Sam witnessed a main character's murder as a child
Sam's flashbacks to a woman in red running screaming through a forest come true in the Season 1 finale, when Annie is attacked by Sam's father, Vic Tyler, for running police surveillance on him at a family wedding
. In this continuity, Sam's young self goes back inside and doesn't witness the attack. If Sam's situation is a coma-dream, his mind creates the character of Annie using memories of the woman he saw attacked.
If Sam's situation follows the Ashes to Ashes continuity, then it's possible that he really did witness Annie's murder at the hands of Vic Tyler.
And if Sam is back in time, then when his younger self doesn't witness the attack because of his own intervention, it's possible he may lose the memories he himself has of the event because it has now never happened - of course the time travel part has pretty much been jossed.
The characters in Life on Mars are Roundworld expies of Discworld Characters.
Anyone who's read any of the City Watch books can easily identify the 4 main watchmen. Chris and Ray are Nobby and Colon (or Colon and Nobby), Sam is Carrot, and Gene is a more violent version of Vimes.
- And for a bonus point, Policemen time travelling? Nightwatch, anyone?
This series is actually set in the same reality as Some Mothers Do 'Ave 'Em
See Some Mothers Do 'Ave 'Em
There really is a cosmic force in Manchester which takes people back in time to right past wrongs.

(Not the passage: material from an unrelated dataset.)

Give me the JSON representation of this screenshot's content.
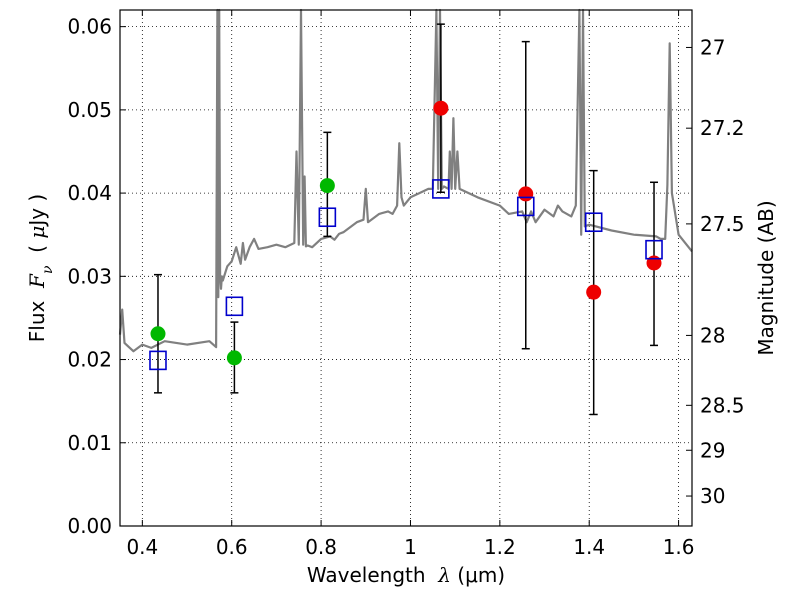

Possibly wishful thinking given the ending of the series where he is seen committing suicide in 2006 after waking up
and in Ashes to Ashes
where it's revealed all the characters are dead and in some sort of purgatory for coppers
which doesn't really sit easy with this troper. But as well, the twist with Frank Morgan and the graveyard scene does seem like something it's difficult to make up, even if it is brought across as a false reveal.
In order to maintain this version of events, Sam would have to have dreamed up Alex Drake, who is briefly referenced in the final episode as a police psychologist researching Sam's experiences for a project. Which in turn would make the whole of Ashes to Ashes nothing more than a series of recurring dreams Sam has as well- maybe he starts fantasising about her (which does make things a little worrying, but might explain why she wakes up in '81 dressed as a prostitute?) and turning her into some sort of recurring character in a situation like his own, playing out the story in his mind. (Maybe I'm inserting too much of myself here- I do this sort of thing all the time, but most people probably wouldn't)
Of course that would mean our entire future is merely a product of Sam's fevered imagination as well, and that's a pretty tall order. A 1973 person's imagined version of the future would probably look terribly Zeerust-y
to us. Unless it's just a reflection of the future he hopes to see- with the police force cleared out of bad cop types like Gene Hunt and co. and the assorted problems of the day fixed.